Linear Algebra Seminar

Speaker: Wei Gao

Title: Tree Sign Patterns that Require H_n

Abstract: A sign pattern (matrix) is a matrix whose entries are from the set ${+, -, 0}$. The refined inertia of a square real matrix is the ordered 4-tuple $(n_+, n_-, n_z, 2n_p)$, where $n_+ (resp., n_-)$ is the number of eigenvalues with positive (resp., negative) real part, $n_z$ is the number of zero eigenvalues and $2n_p$ is the number of pure imaginary eigenvalues.

The set of refined inertias $H_n=(0, n, 0, 0), (0, n-2, 0, 2), (2, n-2, 0, 0)$ is important for the onset of Hopf bifurcation in dynamical systems.

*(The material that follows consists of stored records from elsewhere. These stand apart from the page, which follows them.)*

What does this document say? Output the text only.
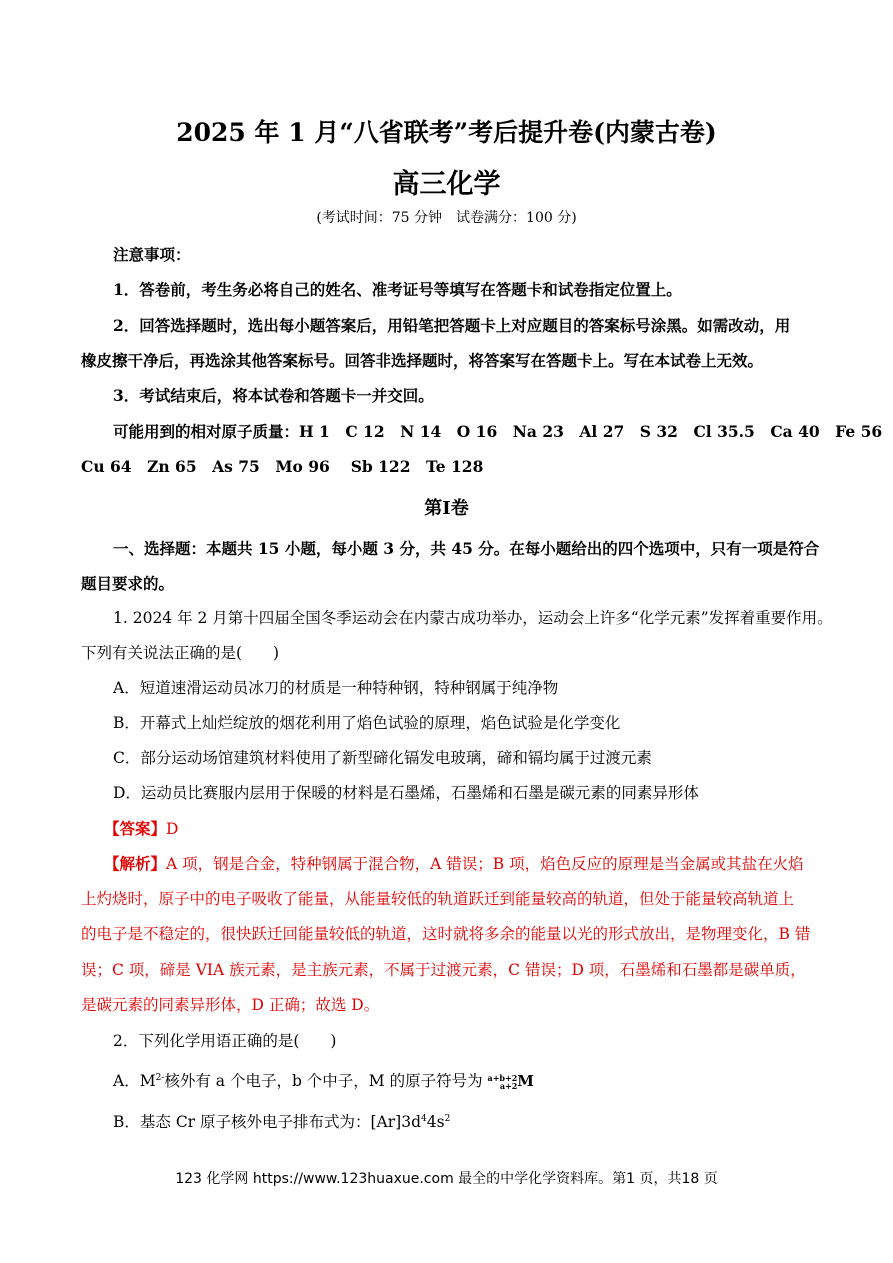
2025 年 1 月“八省联考”考后提升卷(内蒙古卷)
高三化学
(考试时间：75 分钟　试卷满分：100 分)
注意事项：
1．答卷前，考生务必将自己的姓名、准考证号等填写在答题卡和试卷指定位置上。
2．回答选择题时，选出每小题答案后，用铅笔把答题卡上对应题目的答案标号涂黑。如需改动，用
橡皮擦干净后，再选涂其他答案标号。回答非选择题时，将答案写在答题卡上。写在本试卷上无效。
3．考试结束后，将本试卷和答题卡一并交回。
可能用到的相对原子质量：H 1　C 12　N 14　O 16　Na 23　Al 27　S 32　Cl 35.5　Ca 40　Fe 56
Cu 64　Zn 65　As 75　Mo 96　 Sb 122　Te 128
第I卷
一、选择题：本题共 15 小题，每小题 3 分，共 45 分。在每小题给出的四个选项中，只有一项是符合
题目要求的。
1. 2024 年 2 月第十四届全国冬季运动会在内蒙古成功举办，运动会上许多“化学元素”发挥着重要作用。
下列有关说法正确的是(　　)
A．短道速滑运动员冰刀的材质是一种特种钢，特种钢属于纯净物
B．开幕式上灿烂绽放的烟花利用了焰色试验的原理，焰色试验是化学变化
C．部分运动场馆建筑材料使用了新型碲化镉发电玻璃，碲和镉均属于过渡元素
D．运动员比赛服内层用于保暖的材料是石墨烯，石墨烯和石墨是碳元素的同素异形体
【答案】D
【解析】A 项，钢是合金，特种钢属于混合物，A 错误；B 项，焰色反应的原理是当金属或其盐在火焰
上灼烧时，原子中的电子吸收了能量，从能量较低的轨道跃迁到能量较高的轨道，但处于能量较高轨道上
的电子是不稳定的，很快跃迁回能量较低的轨道，这时就将多余的能量以光的形式放出，是物理变化，B 错
误；C 项，碲是 VIA 族元素，是主族元素，不属于过渡元素，C 错误；D 项，石墨烯和石墨都是碳单质，
是碳元素的同素异形体，D 正确；故选 D。
2．下列化学用语正确的是(　　)
A．$M^{2-}$核外有 a 个电子，b 个中子，M 的原子符号为 a+b+2
a+2M
B．基态 Cr 原子核外电子排布式为：$[Ar]3d^44s^2$
123 化学网 https://www.123huaxue.com 最全的中学化学资料库。第1 页，共18 页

Bodine et al.  conjectured that no irreducible sign pattern that requires $H_n$ exists for n sufficiently large. In this talk, we discuss the star and path sign patterns that require $H_n$. It is shown that for each $n\ge 5$, a star sign pattern requires $H_n$ if and only if it is equivalent to one of the five sign patterns identified in the talk. This resolves the above conjecture. It is also shown that no path sign pattern of order $n\ge 5$ requires $H_n$.